Cleav looked annoyed. "What are you suggesting, Mother?" he asked. "Esme is a very intelligent young woman. If you think she'll be raising chickens in the pantry and hogs in the dining room, I'm afraid you are doomed to disappointment."

Eula Rhy raised an assessing eyebrow. "I'm glad to hear you defend her. You'll undoubtedly be doing a great deal of that in the future."

Cleav closed his eyes for a moment. "I'm sure my wife and I will have our share of problems to work out," he said evenly. "Like all couples, time and familiarity are in our favor."

Mrs. Rhy gave a lofty snort that could only be described as a huff. "Time and familiarity are not usually the only things newlyweds have to base a future upon," she told him.

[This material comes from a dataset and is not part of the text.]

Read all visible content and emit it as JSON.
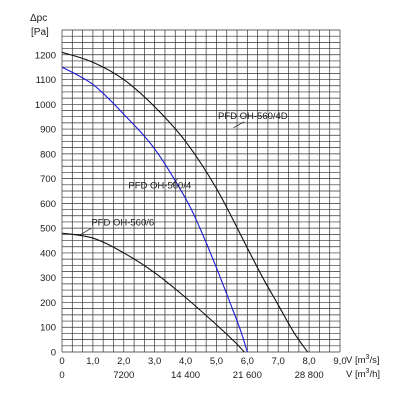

"There are other things," Cleav defended hastily.

"Name one?" she challenged.

One thing immediately came to mind, but Cleav was loath to speak it to his mother.

"Well . . . there's ..." he dissembled.

"Do you love her?" The question snapped at him like a whip.

"I . . ." he hesitated. "I believe that she loves me," he said finally.

The older woman gave him a moue of disbelief. "She loves you or she loves a fine house and nice clothes?"

Cleav's mouth thinned to a line of displeasure. "Esme is not like that, Mother," he said with complete confidence. In his mind's eye he could see her sitting in his shadow at the pond. Her eyes sparkling with delight as she watched the fish and then darkening with desire before she threw herself in his arms.

"She cares for me, Mother. Do you find that so hard to believe?"

Eula Rhy looked her son up and down as if to take his measure. "I believe she might think that she loves you," his mother admitted. "But even that won't last long if you continue to trample her pride as casually as you did her mother's hand-crocheted tablecloth."

Even this morning, as he counted the salves and drops on the medicine shelf, the truth of his mother's words continued to haunt him. He'd pulled Esme tight against him with all the finesse of a green farm boy at a house of ill repute. His desire had led him to act crassly.

He'd been so anxious to bed her he'd insulted her, a thing that had never happened to him before. Rightly she'd foisted him off with an argument about the tablecloth.

That was why he had lain beside her last night without attempting to claim his rights as bridegroom. This morning, however, he wondered if that had been a mistake. After living through a night of sheer torture, breathing the sweet smell of her hair on the pillow, he remembered that his baser nature seemed to be one of the things she liked best.